I don't care about the bus
Because I have a car and I'm better than you, pauper.
An uninsured car
No doubt.
Dirty socialist insurance mandates!
You paid to pave the roads yourself, right? Oh, and then there's that dirty socialist street parking ...
No, I carry car insurance
Because it's not a ripoff. $66 a month? I'll pay that, and I do.
Define "ripoff"
What is the yardstick you are using to determine that car insurance is "not a ripoff" and health insurance is? I believe the better health insurance plans in mass. have medical loss ratio in excess of 90%, which is in the same neighborhood as the loss ratios for car insurance.
Cost to me
$66 a month to cover a 2011 SUV = good deal
$170 a month to cover my health = not worth it
And please explain to me what "loss ratios" are. Is this like takeout, which I frequently inquire about in regards to the insurance business? Are you saying that insurance companies only spend less than 10% of premiums on overhead?
Odd calculus, but to each his own
In order to decide if something is "a ripoff" or not, don't you need to know what the value is, relative to the price paid? Otherwise, how are you going to decide whether $50 for a ham sandwich is a better or worse deal than $200 for a bicycle?
Loss ratio is (approximately) the percentage of premiums received that are paid out in claims. Insurance is, in general, a very low margin business. Life insurance can sometimes show loss ratios of slightly greater than 100%, which seems impossible until you realize that they generally hold your premium for a long time (and earn investment income on it) until payout, and, in the life insurance business, claims administration is stupid easy (see the death certificate, send a check) and only happens once per policy at most.
That's the first honest answer I've received
I'd say I have a poor understanding of how insurance works. And I'm an investor in Berkshire, so I know a little about it from reading Warren's annual reports.
It sounds like an interesting business, but also one with a lot of red tape.
What does $170 per month health insurance buy you?
What kind of health coverage does $170 per month buy? I pay $1,800 per month for a family of four, for more-or-less middle-of-the-road coverage.

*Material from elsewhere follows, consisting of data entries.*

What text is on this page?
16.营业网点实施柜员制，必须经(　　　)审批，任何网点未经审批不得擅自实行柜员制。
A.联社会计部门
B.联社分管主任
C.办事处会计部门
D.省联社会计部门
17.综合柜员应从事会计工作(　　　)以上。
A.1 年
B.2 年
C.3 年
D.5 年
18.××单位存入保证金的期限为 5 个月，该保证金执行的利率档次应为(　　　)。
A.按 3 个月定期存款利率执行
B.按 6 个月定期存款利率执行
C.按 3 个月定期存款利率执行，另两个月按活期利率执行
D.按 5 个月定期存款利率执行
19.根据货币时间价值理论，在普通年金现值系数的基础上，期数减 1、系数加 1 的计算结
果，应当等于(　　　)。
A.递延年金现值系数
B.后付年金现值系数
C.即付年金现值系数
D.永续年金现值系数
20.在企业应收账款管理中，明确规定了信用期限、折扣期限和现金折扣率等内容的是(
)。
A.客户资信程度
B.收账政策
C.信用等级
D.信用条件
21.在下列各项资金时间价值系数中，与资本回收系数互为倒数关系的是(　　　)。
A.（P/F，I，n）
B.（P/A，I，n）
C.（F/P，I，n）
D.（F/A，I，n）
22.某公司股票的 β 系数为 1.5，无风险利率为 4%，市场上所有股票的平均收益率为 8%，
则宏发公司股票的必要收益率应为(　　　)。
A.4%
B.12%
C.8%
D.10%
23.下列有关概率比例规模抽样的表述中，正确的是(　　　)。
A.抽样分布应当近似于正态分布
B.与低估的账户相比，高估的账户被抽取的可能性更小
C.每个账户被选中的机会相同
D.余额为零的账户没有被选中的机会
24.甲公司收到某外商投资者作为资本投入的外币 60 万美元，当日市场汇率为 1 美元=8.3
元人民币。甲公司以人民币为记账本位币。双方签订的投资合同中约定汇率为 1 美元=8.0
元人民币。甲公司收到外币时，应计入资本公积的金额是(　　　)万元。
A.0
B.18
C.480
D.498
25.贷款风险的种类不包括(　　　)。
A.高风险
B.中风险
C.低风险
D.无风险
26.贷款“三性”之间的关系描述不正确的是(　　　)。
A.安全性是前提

Didn't cover my preferred eye doc
And that's the only doctor I see, so I told the insurer to screw and stopped buying their product.
was wondering about this...
...biked by this site yesterday and it didn't look good for someone. unbelievable this guy still had a license.
unbelievable this guy still
How are you enjoying your first day in Massachusetts?
My wife and I knew Lillian
We went to a birthday party for one of her kids once. She was a nice person. It's an awful thing to happen. May she rest in peace.
What I don't get
It says the driver was charged with "Leaving the Scene of Personal Injury". It sounds like he was trapped in the car, how did he leave the scene?